Friday, November 5, 2010

I peed on myself.

That's right. I did. It was hilarious.

Picture this if you will. Lola is running late on her way to Fairfax to a gym where she doesn't belong or had never been. Her bestie, Hottie #2 is teacher a step class & Lola wants to join her for step & dinner aftewards. She is driving frantically because, well, she is late. That's nothing new. Lola has horrible night vision & now that it gets dark before 6pm, she should be banned from going anywhere, but by the forces of nature, she is not.

I am lost. The address will not pull up on my GPS. (I know, I went from 3rd person to 1st person. It's ok. It's mah blawg) So, I decide to turn around thinking I had driven past this so-called gym that exists. I hit a curb. I blow out my tire. I even ruin my rim. I'm in the middle of nowhere Fairfax. I park the car in a neighborhood & I am surrounded by nothing.

I have to pee. I walk up the street & notice a gas station a few blocks away. It is pitch black. I am in the middle of nowhere & this gas station is the only end in sight for me. I take the trail. I hear a noise in the bushes.
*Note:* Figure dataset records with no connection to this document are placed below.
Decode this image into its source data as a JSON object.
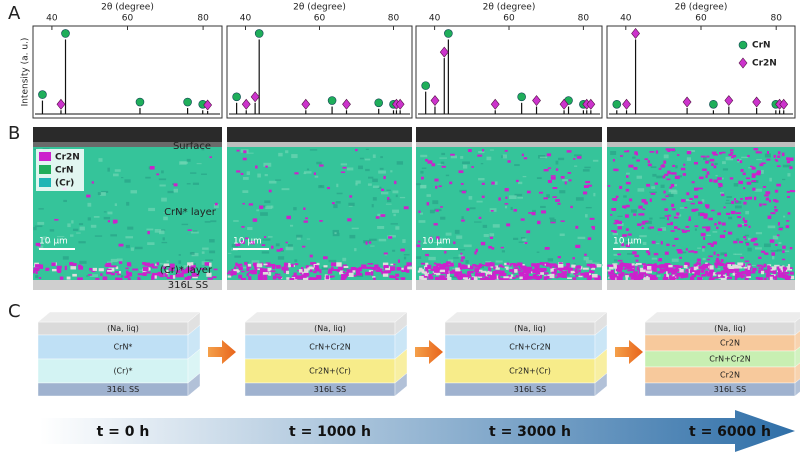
{
  "panel_labels": [
    "A",
    "B",
    "C"
  ],
  "chart_data": [
    {
      "type": "scatter",
      "x_label": "2θ (degree)",
      "y_label": "Intensity (a. u.)",
      "xlim": [
        35,
        85
      ],
      "xticks": [
        40,
        60,
        80
      ],
      "ylim": [
        0,
        1.1
      ],
      "series": [
        {
          "name": "CrN",
          "color": "#1fae5a",
          "marker": "circle",
          "x": [
            37.5,
            43.6,
            63.3,
            75.9,
            79.9
          ],
          "values": [
            0.18,
            1.0,
            0.08,
            0.08,
            0.05
          ]
        },
        {
          "name": "Cr2N",
          "color": "#cc33cc",
          "marker": "diamond",
          "x": [
            42.4,
            81.2
          ],
          "values": [
            0.05,
            0.04
          ]
        }
      ]
    },
    {
      "type": "scatter",
      "x_label": "2θ (degree)",
      "xlim": [
        35,
        85
      ],
      "xticks": [
        40,
        60,
        80
      ],
      "ylim": [
        0,
        1.1
      ],
      "series": [
        {
          "name": "CrN",
          "color": "#1fae5a",
          "marker": "circle",
          "x": [
            37.6,
            43.7,
            63.4,
            76.0,
            80.0
          ],
          "values": [
            0.15,
            1.0,
            0.1,
            0.07,
            0.05
          ]
        },
        {
          "name": "Cr2N",
          "color": "#cc33cc",
          "marker": "diamond",
          "x": [
            40.2,
            42.6,
            56.3,
            67.3,
            80.8,
            81.8
          ],
          "values": [
            0.05,
            0.15,
            0.05,
            0.05,
            0.05,
            0.05
          ]
        }
      ]
    },
    {
      "type": "scatter",
      "x_label": "2θ (degree)",
      "xlim": [
        35,
        85
      ],
      "xticks": [
        40,
        60,
        80
      ],
      "ylim": [
        0,
        1.1
      ],
      "series": [
        {
          "name": "CrN",
          "color": "#1fae5a",
          "marker": "circle",
          "x": [
            37.6,
            43.7,
            63.4,
            76.0,
            80.0
          ],
          "values": [
            0.3,
            1.0,
            0.15,
            0.1,
            0.05
          ]
        },
        {
          "name": "Cr2N",
          "color": "#cc33cc",
          "marker": "diamond",
          "x": [
            40.1,
            42.6,
            56.3,
            67.4,
            74.8,
            80.9,
            82.0
          ],
          "values": [
            0.1,
            0.75,
            0.05,
            0.1,
            0.05,
            0.05,
            0.05
          ]
        }
      ]
    },
    {
      "type": "scatter",
      "x_label": "2θ (degree)",
      "xlim": [
        35,
        85
      ],
      "xticks": [
        40,
        60,
        80
      ],
      "ylim": [
        0,
        1.1
      ],
      "legend": "upper right",
      "series": [
        {
          "name": "CrN",
          "color": "#1fae5a",
          "marker": "circle",
          "x": [
            37.6,
            63.3,
            79.9
          ],
          "values": [
            0.05,
            0.05,
            0.05
          ]
        },
        {
          "name": "Cr2N",
          "color": "#cc33cc",
          "marker": "diamond",
          "x": [
            40.2,
            42.6,
            56.3,
            67.4,
            74.8,
            80.9,
            82.0
          ],
          "values": [
            0.05,
            1.0,
            0.08,
            0.1,
            0.08,
            0.05,
            0.05
          ]
        }
      ]
    }
  ],
  "micrographs": {
    "legend": [
      {
        "name": "Cr2N",
        "color": "#cc22cc"
      },
      {
        "name": "CrN",
        "color": "#1fae5a"
      },
      {
        "name": "(Cr)",
        "color": "#1fb5b5"
      }
    ],
    "labels": {
      "surface": "Surface",
      "crn_layer": "CrN* layer",
      "cr_layer": "(Cr)* layer",
      "substrate": "316L SS"
    },
    "scale_bars": [
      "10 μm",
      "10 μm",
      "10 μm",
      "10 μm"
    ]
  },
  "schematic": {
    "blocks": [
      {
        "layers": [
          {
            "label": "(Na, liq)",
            "color": "#dadada"
          },
          {
            "label": "CrN*",
            "color": "#bfe0f5"
          },
          {
            "label": "(Cr)*",
            "color": "#d3f3f3"
          },
          {
            "label": "316L SS",
            "color": "#9fb2cf"
          }
        ]
      },
      {
        "layers": [
          {
            "label": "(Na, liq)",
            "color": "#dadada"
          },
          {
            "label": "CrN+Cr2N",
            "color": "#bfe0f5"
          },
          {
            "label": "Cr2N+(Cr)",
            "color": "#f7ec8a"
          },
          {
            "label": "316L SS",
            "color": "#9fb2cf"
          }
        ]
      },
      {
        "layers": [
          {
            "label": "(Na, liq)",
            "color": "#dadada"
          },
          {
            "label": "CrN+Cr2N",
            "color": "#bfe0f5"
          },
          {
            "label": "Cr2N+(Cr)",
            "color": "#f7ec8a"
          },
          {
            "label": "316L SS",
            "color": "#9fb2cf"
          }
        ]
      },
      {
        "layers": [
          {
            "label": "(Na, liq)",
            "color": "#dadada"
          },
          {
            "label": "Cr2N",
            "color": "#f7c99c"
          },
          {
            "label": "CrN+Cr2N",
            "color": "#c8efb2"
          },
          {
            "label": "Cr2N",
            "color": "#f7c99c"
          },
          {
            "label": "316L SS",
            "color": "#9fb2cf"
          }
        ]
      }
    ],
    "times": [
      "t = 0 h",
      "t = 1000 h",
      "t = 3000 h",
      "t = 6000 h"
    ]
  }
}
And, then I SEE the bushes move. I go back to my car. Epic fail.

I could pee in the woods, but I see a few joggers out & the thrill of being caught with my pants down does not appeal to me. I could knock on the door to some random townhouse hoping some nice neighbor will take pity on me on this horribly cold evening & let me use their bathroom. Yeah, no.

So, I have an idea. I have a cup in the car & I'm gonna pee in it! J is 1/2 an hour away & I just don't want to hold it for that long. I lock the doors, jump in the backseat & pull my pants down. I can't see what I am doing. Did I mention it was PITCH FUCKING BLACK? I turn on the light in the backseat & squat. I miss the cup. Pee is running down my leg, on to my leather seat & I stop peeing. I readjust myself over the cup & let it flow. The cup fills. I am not done with the peeing process. I stop, open the car door & let the pee out. Pee, you are free!

Okay, take twenty. I continue to pee & this time I overfill the cup & pee gets everywhere, again. Fuck. I am trying to clean up pee, hold a cup full of pee without spilling any more of it & my ass is hanging out. All of a sudden, a jogger runs by & I am caught, well, with my pants down & my big, white ass pressed against my backseat window. Oh yeah, the light is still ON!

Hmmm. I am now in a bit of a jam. Flat tire in dark neighborhood at 8pm, not a problem. Fuck, I'm not in a jam, I have a situation. I let the jogger go by wishing he didn't see what I think he saw. And if he saw what I think he saw I hope he doesn't have nightmares about my big, white ass for the rest of his life. I open the car door, dump the pee & put the cup in a plastic bag. I grab my sweat towel that I won't be needing since I will never make step class. I clean up the seat, the console, my ass, my legs, my crotch & I finally pull my pants back up.

I'm wet. It's cold. And, to make matters worse I had only emptied HALF of my bladder. Fuck it, I'm waiting.

What seemed like the longest wait ever, J arrives. He is in the backseat trying to find the jack to my car when he puts his hand in something wet. He wipes his hand dry on his jeans & says, "What the hell is all over the seat?"

Double snort.

1 comment:

Rusty Wood said...

Love the sincerity in your posts. You lay yourself bare, nothing the slightest bit pompous. Very fluid, very readable.